Another is to be horrified.  I have no doubt that each time a Catholic clergyperson is arrested, or does something embarrassing or illegal, more folks' faith is harmed, and more leave the active practice of their Catholic faith.

A third is to say, but these are not the majority.  There are over 400 bishops in the U.S., over 39,000 priests, about 62,000,000 members in the Catholic Church   Do the above actions represent them?  

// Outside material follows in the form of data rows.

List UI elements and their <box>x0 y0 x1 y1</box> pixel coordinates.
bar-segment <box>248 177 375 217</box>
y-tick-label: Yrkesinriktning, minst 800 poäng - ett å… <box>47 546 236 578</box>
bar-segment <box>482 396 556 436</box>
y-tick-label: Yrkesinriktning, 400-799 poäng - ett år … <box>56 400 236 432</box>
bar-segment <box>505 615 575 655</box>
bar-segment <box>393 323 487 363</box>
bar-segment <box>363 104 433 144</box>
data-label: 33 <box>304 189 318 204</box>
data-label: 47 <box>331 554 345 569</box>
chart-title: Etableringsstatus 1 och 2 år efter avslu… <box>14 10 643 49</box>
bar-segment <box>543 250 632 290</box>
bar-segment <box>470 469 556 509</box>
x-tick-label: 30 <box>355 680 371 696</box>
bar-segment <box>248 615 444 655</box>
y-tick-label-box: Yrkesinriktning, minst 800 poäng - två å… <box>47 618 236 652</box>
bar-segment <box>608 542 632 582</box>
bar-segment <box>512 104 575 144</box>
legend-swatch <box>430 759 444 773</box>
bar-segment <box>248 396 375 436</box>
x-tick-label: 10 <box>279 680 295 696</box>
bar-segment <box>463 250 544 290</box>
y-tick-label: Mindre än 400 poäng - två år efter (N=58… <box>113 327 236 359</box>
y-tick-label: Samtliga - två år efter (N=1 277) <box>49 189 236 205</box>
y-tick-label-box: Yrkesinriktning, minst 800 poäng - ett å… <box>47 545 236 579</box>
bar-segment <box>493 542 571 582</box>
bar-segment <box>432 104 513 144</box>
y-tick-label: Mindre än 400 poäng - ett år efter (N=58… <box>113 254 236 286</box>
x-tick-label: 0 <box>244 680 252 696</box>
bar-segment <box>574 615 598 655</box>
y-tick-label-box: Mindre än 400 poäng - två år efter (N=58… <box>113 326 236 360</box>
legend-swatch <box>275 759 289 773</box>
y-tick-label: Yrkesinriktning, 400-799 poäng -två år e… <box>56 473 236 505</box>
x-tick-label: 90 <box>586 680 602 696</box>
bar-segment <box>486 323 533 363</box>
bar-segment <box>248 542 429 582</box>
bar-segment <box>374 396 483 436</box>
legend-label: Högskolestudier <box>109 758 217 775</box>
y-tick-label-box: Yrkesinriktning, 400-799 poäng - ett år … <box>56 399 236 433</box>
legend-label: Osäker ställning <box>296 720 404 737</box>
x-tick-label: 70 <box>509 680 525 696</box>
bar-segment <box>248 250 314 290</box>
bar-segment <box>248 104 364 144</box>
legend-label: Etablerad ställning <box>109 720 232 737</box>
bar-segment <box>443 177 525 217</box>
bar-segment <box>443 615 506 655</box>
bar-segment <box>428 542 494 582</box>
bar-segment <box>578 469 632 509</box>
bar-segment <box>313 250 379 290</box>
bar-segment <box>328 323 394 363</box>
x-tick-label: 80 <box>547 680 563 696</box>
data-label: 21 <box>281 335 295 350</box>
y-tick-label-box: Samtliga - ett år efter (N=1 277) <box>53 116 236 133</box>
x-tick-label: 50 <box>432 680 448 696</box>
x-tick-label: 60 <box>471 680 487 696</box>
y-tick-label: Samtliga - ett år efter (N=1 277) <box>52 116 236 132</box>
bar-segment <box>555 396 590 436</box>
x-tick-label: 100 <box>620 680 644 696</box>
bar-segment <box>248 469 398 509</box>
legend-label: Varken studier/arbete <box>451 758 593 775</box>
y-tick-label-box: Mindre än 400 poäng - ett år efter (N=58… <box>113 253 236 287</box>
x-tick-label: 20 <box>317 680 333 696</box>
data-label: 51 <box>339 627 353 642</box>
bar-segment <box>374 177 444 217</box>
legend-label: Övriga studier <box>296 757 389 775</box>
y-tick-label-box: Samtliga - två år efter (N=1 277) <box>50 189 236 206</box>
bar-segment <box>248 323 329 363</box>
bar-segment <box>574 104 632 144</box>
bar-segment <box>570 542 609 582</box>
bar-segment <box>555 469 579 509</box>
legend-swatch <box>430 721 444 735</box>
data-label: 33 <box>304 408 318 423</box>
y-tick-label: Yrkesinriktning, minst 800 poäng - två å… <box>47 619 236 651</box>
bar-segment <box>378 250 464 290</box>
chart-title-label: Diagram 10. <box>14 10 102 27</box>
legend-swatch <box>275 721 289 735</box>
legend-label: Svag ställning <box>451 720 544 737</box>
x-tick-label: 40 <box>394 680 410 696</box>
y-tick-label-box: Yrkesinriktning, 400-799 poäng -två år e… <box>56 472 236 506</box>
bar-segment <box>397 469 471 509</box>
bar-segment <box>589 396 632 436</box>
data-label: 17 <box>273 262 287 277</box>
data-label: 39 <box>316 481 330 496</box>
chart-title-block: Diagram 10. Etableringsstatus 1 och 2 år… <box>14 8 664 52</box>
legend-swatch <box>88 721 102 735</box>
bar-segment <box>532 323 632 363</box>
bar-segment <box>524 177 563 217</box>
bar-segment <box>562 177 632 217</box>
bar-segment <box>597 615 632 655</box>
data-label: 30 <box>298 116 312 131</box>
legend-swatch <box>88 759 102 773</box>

Who knows?  I have no answers.

I do take heart from the ministry of Msgr. Robert Weiss.  He is the pastor of St. Rose of Lima Parish, whose ordinary and unsung priestly routine was shattered by the murder of 27 people, 20 children, in Sandy Hook elementary school in Newtown, Connecticut in December.  In his 13 years as pastor there, he had baptized ten of the 20 children killed.  It was his sad duty to bury these "angels," as he called them, console their grieving parents, hug their brothers and sisters, try to explain unspeakable evil to the world.  (Read the touching tribute by Anne Hull,  http://articles.washingtonpost.com/2012-12-16/national/35864040_1_three-priests-firehouse-frantic-parents 






Seeing him interviewed on tv, in his quiet voice and rumpled suit, made me proud to be "just a parish priest."  He didn't pontificate.  He admitted to crying with the parents and families.  He didn't have all the answers.  He just wanted to be there with them, as a fellow Christian and as their pastor.   He didn't seek out the media, but he didn't shy away from the interviews either.  He organized the local interfaith ministerium prayer service the following Sunday (as its chair).  In his monsignor's purple cassock he somberly shook the hand of President Obama after he address the local citizens (and the nation) at the conclusion of the service.  Msgr. Weiss was all you would want as a pastor for today's church.  

All we can do is move forward, "shrewd as serpents and gentle as doves," as best we can, in the fallible, sinful church which is us.